O processamento no qual acontece a comunicação entre as células cerebrais, é

denominado de sinapses. Sinapse pode ser entendida como a troca de informações entre as

células, no momento em que ela ocorre é criado um circuito neural elementar, existindo uma

combinação do neurônio transmissor e neurônio receptor; o primeiro carrega uma substância

química e a secreta nas células receptoras, por isso é conhecido como neurotransmissor; o

segundo recebe a substância química e passa por uma reação, enviando o comando de

acionamento das funções a serem exercidas.
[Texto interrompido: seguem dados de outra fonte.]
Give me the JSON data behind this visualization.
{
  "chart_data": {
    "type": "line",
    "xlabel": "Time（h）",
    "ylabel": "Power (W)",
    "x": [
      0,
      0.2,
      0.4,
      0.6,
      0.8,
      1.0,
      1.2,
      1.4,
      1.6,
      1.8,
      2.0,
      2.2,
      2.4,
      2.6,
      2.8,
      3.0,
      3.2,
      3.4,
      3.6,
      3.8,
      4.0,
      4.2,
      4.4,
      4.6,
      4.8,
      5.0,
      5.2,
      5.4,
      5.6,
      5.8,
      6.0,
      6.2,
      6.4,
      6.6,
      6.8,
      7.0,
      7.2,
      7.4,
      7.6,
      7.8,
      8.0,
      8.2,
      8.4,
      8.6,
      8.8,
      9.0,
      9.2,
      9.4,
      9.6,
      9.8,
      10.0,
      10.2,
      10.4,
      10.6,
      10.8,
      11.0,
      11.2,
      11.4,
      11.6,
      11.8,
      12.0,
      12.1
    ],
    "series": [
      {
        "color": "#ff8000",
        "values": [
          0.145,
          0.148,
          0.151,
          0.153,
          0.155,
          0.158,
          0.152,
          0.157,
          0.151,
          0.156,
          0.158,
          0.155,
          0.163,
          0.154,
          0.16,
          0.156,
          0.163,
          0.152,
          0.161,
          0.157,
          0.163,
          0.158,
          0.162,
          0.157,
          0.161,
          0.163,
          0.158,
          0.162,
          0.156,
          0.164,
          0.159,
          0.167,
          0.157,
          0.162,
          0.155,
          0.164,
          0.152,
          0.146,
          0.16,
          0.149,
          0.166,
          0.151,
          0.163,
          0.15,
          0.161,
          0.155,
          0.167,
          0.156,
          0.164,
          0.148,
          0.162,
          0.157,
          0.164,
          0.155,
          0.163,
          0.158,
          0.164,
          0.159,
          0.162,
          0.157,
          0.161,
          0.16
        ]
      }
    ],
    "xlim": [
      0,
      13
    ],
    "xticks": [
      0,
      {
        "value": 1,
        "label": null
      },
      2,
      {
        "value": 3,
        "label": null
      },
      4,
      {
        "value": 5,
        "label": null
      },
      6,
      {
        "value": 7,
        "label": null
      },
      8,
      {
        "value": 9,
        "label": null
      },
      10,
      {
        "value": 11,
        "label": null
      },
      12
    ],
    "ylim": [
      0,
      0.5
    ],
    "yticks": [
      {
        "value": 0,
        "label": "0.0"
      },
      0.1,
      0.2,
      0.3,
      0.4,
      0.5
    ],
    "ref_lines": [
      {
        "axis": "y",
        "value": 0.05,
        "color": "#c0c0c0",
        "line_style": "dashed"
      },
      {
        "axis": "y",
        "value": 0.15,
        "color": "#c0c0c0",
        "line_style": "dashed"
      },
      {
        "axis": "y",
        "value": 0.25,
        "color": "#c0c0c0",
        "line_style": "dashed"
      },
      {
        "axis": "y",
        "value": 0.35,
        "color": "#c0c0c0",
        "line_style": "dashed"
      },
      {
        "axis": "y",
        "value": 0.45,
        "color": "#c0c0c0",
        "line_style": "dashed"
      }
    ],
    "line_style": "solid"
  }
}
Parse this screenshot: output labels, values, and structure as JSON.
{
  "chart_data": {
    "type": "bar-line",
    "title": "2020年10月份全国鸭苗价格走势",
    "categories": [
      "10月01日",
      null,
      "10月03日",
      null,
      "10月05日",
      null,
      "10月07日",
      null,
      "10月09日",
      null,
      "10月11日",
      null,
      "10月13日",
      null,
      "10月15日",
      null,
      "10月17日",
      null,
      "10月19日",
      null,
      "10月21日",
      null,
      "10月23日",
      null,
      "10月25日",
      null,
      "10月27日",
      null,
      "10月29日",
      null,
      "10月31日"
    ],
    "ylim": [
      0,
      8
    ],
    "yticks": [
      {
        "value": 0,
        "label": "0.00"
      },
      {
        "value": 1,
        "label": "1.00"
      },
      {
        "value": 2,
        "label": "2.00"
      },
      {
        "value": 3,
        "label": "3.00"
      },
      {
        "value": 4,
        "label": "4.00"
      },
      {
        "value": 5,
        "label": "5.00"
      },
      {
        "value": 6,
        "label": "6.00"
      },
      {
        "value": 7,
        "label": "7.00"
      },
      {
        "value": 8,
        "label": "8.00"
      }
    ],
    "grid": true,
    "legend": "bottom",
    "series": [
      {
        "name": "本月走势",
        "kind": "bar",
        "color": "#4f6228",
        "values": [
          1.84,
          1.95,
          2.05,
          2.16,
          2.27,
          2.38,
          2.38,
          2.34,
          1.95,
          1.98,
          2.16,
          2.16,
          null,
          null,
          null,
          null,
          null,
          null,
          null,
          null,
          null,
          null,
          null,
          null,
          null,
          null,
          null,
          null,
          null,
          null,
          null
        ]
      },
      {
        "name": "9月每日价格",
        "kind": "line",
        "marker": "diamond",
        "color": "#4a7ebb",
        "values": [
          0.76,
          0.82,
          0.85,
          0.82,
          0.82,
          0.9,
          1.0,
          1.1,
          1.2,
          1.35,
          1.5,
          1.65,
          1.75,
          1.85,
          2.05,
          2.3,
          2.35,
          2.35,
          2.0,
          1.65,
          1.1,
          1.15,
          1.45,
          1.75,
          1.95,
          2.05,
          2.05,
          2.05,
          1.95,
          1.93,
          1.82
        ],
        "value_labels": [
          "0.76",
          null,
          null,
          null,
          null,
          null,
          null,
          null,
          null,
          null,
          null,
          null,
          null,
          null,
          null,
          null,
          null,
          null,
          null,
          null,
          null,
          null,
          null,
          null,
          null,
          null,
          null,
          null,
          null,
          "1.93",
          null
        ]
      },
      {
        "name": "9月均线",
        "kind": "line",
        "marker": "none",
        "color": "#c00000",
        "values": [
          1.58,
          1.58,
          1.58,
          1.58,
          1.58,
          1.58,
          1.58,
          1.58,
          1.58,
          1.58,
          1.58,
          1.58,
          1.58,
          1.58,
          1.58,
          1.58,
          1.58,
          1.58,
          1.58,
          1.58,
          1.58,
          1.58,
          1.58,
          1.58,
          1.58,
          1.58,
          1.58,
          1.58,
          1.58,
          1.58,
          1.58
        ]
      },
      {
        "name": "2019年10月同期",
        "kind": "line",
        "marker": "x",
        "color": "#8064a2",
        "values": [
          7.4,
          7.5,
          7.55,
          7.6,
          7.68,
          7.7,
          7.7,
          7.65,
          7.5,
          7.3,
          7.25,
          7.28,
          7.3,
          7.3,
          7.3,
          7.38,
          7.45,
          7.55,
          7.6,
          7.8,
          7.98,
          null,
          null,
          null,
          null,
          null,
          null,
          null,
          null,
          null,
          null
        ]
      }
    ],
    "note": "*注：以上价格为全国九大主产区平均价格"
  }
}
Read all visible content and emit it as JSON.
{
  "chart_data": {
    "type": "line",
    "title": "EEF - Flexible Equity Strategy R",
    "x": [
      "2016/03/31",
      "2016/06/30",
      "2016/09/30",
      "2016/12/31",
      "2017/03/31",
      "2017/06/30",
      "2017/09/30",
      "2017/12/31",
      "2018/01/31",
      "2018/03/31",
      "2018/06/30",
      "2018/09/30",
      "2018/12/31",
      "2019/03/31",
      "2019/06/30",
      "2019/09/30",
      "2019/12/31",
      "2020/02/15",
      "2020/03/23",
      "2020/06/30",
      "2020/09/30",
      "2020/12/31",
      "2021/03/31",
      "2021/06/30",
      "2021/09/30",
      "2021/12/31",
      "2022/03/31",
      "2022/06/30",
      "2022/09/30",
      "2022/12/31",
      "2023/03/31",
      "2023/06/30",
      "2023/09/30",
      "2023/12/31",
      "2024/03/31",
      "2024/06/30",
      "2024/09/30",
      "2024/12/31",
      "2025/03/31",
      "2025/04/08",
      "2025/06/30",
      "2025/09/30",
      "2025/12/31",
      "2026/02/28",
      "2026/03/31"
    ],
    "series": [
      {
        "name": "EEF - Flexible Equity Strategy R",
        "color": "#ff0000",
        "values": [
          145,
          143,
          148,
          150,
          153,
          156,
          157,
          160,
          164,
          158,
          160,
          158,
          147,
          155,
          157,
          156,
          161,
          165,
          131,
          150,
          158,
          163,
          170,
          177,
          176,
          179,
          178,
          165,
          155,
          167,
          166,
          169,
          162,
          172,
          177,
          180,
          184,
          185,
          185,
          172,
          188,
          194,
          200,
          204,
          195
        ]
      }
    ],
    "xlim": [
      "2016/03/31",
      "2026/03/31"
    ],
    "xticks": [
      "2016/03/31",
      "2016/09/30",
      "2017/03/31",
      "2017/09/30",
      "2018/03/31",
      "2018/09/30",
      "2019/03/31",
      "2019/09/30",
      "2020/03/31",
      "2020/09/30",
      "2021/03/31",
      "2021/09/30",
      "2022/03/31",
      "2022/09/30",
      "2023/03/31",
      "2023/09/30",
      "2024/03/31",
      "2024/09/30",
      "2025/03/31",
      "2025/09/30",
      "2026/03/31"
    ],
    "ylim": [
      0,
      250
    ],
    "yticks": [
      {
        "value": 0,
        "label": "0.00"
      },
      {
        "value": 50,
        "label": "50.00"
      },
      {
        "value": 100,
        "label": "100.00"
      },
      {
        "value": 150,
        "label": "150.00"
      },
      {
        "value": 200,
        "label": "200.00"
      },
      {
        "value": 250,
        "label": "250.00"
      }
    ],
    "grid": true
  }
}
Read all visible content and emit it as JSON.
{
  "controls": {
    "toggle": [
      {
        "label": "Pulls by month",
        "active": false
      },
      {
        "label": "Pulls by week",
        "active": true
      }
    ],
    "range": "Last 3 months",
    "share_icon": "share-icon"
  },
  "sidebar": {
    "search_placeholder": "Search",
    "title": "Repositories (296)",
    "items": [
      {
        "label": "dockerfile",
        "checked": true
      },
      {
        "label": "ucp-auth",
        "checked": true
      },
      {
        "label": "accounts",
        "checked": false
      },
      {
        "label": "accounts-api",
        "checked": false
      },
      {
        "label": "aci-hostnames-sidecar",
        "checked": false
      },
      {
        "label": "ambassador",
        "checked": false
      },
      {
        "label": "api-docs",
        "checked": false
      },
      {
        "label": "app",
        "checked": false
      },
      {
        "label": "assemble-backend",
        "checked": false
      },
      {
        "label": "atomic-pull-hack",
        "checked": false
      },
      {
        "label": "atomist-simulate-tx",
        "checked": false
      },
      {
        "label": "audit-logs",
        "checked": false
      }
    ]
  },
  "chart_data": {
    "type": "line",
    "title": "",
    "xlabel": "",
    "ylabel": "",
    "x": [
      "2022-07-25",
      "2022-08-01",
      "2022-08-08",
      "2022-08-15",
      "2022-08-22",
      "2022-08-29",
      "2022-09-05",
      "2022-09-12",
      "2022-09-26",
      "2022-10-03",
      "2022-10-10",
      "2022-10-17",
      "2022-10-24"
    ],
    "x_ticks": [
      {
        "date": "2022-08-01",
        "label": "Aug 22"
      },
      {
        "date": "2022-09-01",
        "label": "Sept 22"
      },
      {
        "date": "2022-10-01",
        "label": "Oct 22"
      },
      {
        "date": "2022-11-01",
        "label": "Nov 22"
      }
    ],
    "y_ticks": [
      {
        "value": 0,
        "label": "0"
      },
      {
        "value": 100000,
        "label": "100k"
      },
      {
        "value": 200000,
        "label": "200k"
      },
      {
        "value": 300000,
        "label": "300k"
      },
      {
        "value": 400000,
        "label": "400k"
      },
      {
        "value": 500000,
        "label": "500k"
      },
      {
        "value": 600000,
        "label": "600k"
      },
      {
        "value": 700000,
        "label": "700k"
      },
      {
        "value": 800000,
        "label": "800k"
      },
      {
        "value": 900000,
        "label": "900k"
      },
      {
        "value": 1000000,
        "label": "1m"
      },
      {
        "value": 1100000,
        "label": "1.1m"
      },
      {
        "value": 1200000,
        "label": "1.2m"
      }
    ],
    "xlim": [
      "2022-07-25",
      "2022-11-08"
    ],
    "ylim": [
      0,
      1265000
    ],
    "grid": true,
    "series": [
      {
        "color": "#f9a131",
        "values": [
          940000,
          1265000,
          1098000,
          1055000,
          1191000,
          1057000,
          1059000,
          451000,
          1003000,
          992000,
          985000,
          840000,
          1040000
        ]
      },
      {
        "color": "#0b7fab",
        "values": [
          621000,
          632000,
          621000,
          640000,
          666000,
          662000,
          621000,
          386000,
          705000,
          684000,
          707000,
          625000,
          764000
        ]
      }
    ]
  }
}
Avanços na neurociência, biologia molecular, epigenética, ciências sociais vêm

mostrando que durante o processo de desenvolvimento, começando na vida

intrauterina, o cérebro é influenciado por condições ambientais. Isso inclui modo de

criação, cuidado e estímulos que o indivíduo recebe. O funcionamento cerebral

depende da passagem rápida e eficiente de sinais de uma região do órgão a outra. Os

neurônios fazem conexões sinápticas entre si. Esses processos, essenciais para o

aprendizado, unem-se para formar os circuitos neurais. Quando uma criança interage

com o meio, novos estímulos transitam por esses caminhos, implicando um aumento

muito rápido na produção das sinapses durante os três primeiros anos de vida

(SOUZA, 2011, p. 20).

Todo esse dinâmico processo de acionamento do cérebro, o qual se tornará quatro

vezes maior na sua fase adulta, mostra a sua grandiosidade e importância no desenvolvimento

humano. Nessa compreensão, é pertinente enfatizar que tudo isso é possível, devido a

combinação de fatores internos e externos, sendo o ambiente o provedor dos estímulos

necessários para o seu constante funcionamento e melhoramento, ambiente entendido como as

pessoas e tudo o que circunda a criança e faz parte de suas interações. A carência de estímulos

por um longo tempo, pode resultar em um atrofiamento de partes da estrutura cerebral e

consequentemente a perda de alguma função vital.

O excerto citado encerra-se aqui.